On Fri, Jan 4, 2013 at 12:11 AM, Dag Sverre Seljebotn <d.s.seljebotn@astro.uio.no> wrote:
On 01/04/2013 12:39 AM, Andrew Collette wrote:
Nathaniel Smith wrote:
Consensus in that bug report seems to be that for array/scalar operations like: np.array([1], dtype=np.int8) + 1000 # can't be represented as an int8! we should raise an error, rather than either silently upcasting the result (as in 1.6 and 1.7) or silently downcasting the scalar (as in 1.5 and earlier).
I have run into this a few times as a NumPy user, and I just wanted to comment that (in my opinion), having this case generate an error is the worst of both worlds. The reason people can't decide between rollover and promotion is because neither is objectively better. One
If neither is objectively better, I think that is a very good reason to kick it down to the user. "Explicit is better than implicit".

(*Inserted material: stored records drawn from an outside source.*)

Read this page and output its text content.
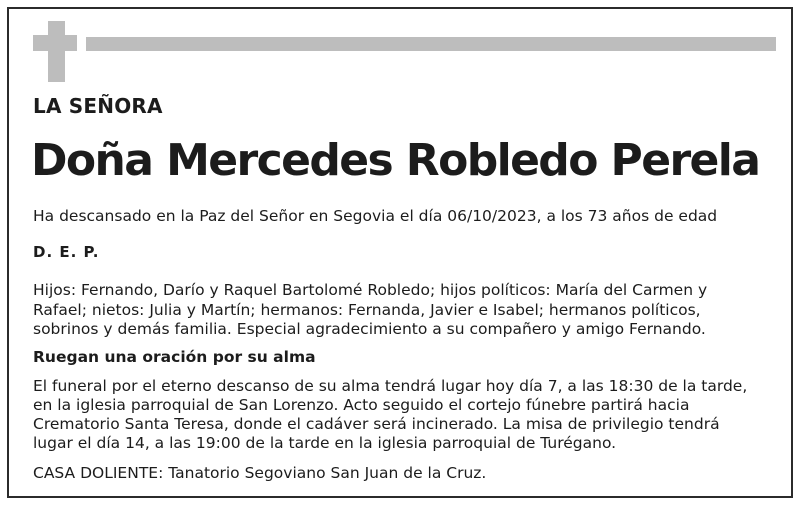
LA SEÑORA
Doña Mercedes Robledo Perela
Ha descansado en la Paz del Señor en Segovia el día 06/10/2023, a los 73 años de edad
D. E. P.
Hijos: Fernando, Darío y Raquel Bartolomé Robledo; hijos políticos: María del Carmen y
Rafael; nietos: Julia y Martín; hermanos: Fernanda, Javier e Isabel; hermanos políticos,
sobrinos y demás familia. Especial agradecimiento a su compañero y amigo Fernando.
Ruegan una oración por su alma
El funeral por el eterno descanso de su alma tendrá lugar hoy día 7, a las 18:30 de la tarde,
en la iglesia parroquial de San Lorenzo. Acto seguido el cortejo fúnebre partirá hacia
Crematorio Santa Teresa, donde el cadáver será incinerado. La misa de privilegio tendrá
lugar el día 14, a las 19:00 de la tarde en la iglesia parroquial de Turégano.
CASA DOLIENTE: Tanatorio Segoviano San Juan de la Cruz.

avoids memory inflation, and the other avoids losing precision. You just need to pick one and document it. Kicking the can down the road to the user, and making him/her explicitly test for this condition, is not a very good solution.
It's a good solution to encourage bug-free code. It may not be a good solution to avoid typing.
What does this mean in practical terms for NumPy users? I personally don't relish the choice of always using numpy.add, or always wrapping my additions in checks for ValueError.
I think you usually have a bug in your program when this happens, since either the dtype is wrong, or the value one is trying to store is wrong. I know that's true for myself, though I don't claim to know everybody elses usecases.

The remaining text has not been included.